Industry rivals and players in the space argue that while the LEAD team brings a lot of commitment to the table, this is not an easy segment to work in for a variety of reasons. One, driving effectiveness and ensuring quality in the way their offering is used in the schools remains a challenge despite the fact that the company’s implementation teams work closely. This is because teacher behaviour and attitude need to change fundamentally and become more open to new ideas and systems even as attrition often remains quite high. “Changing old practices and habits is hard to begin with but if the incumbents - in this case, the principal and teachers - themselves change during the process, one has to start all over with the new lot,” said a senior member of the Central Square Foundation (CSF) team on the condition of anonymity. This is something CSF and all those vested in improving India's learning outcomes have seen time and again across private and government schools in India.
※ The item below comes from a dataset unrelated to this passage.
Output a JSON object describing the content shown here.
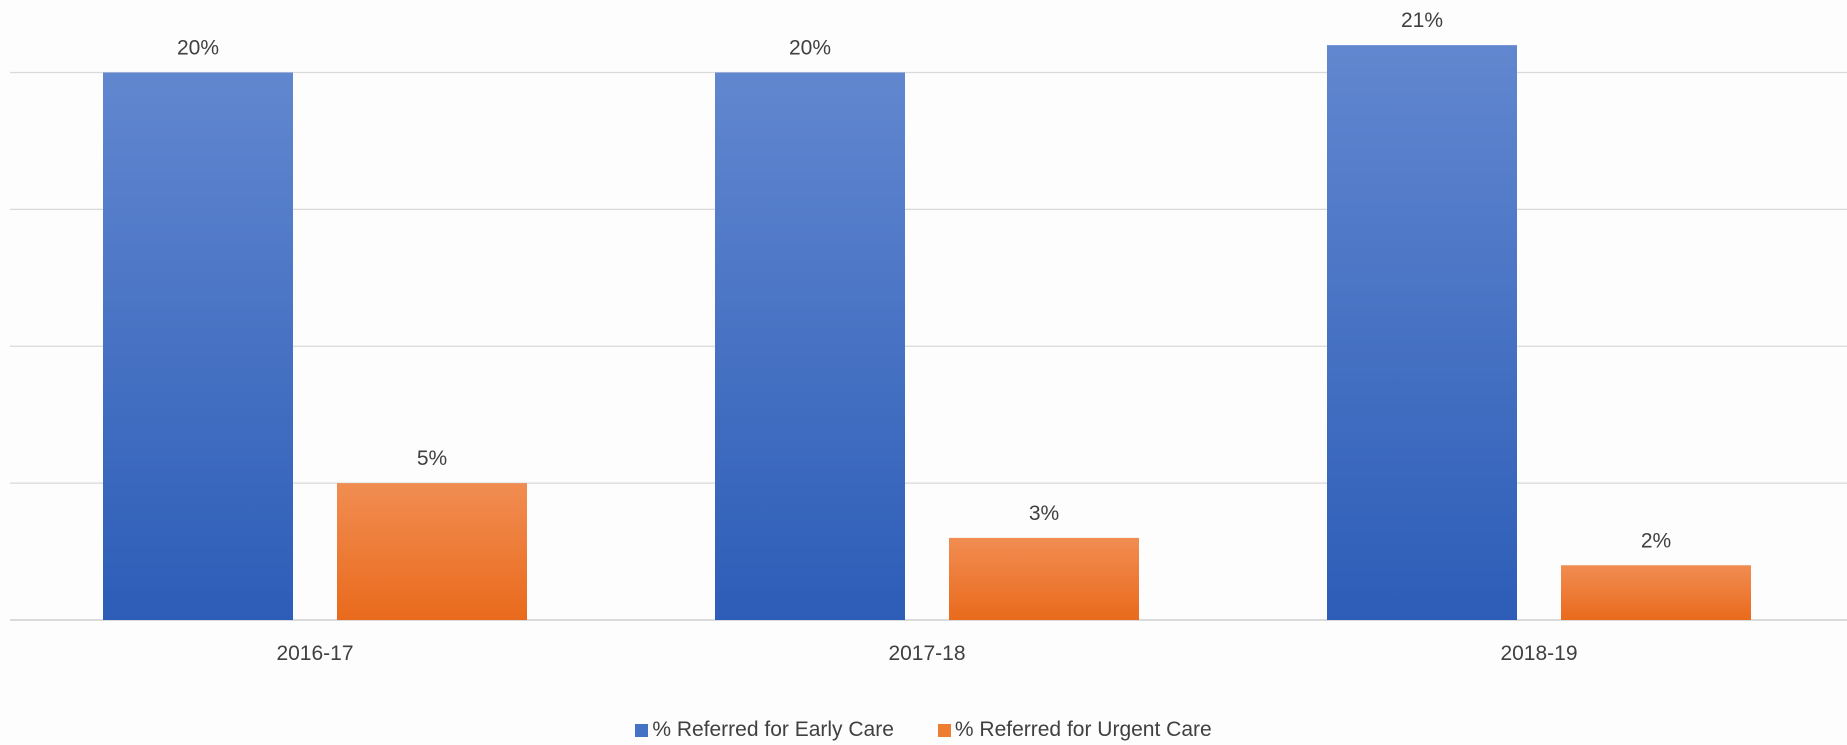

Another challenge is the sheer geographical spread of schools of the new target segments. While many of the lower segment schools are in the more backward states of India like UP, Bihar, Jharkhand and Madhya Pradesh and in rural Telangana, Karnataka and so on whereas the higher fee segment schools are more in more progressive states like Punjab, Haryana and other more developed states. To try and bring all these segments into its net, the company will have to expand both its sales and marketing and implementation teams substantially and smartly across India’s length and breadth while ensuring that it keeps its costs of acquisition of new schools under check.
If reaching target schools isn’t easy, getting them to keep to their commitments isn’t a piece of cake either. Payments on time or as promised can be a problem often encountered in B2B sales in more fragmented and less regulated industries like this. Mehta says that this became a problem during and just post-COVID since many schools were stressed themselves but things have improved since. He says that the bad apples remain in the range of 10-15 percent, something they have factored into their calculations.
While the challenges remain daunting, with one ear and several feet on the ground, the LEAD team feels it has the building blocks in place to make a dent in the vast ocean that comprises India’s APS space, a goal many argue is far easier said than done. Only the most agile and determined will succeed if luck and other factors beyond their control remain on their side.
Technology: Lead Schools is embarking on a new phase in its journey based on its learnings of a decade.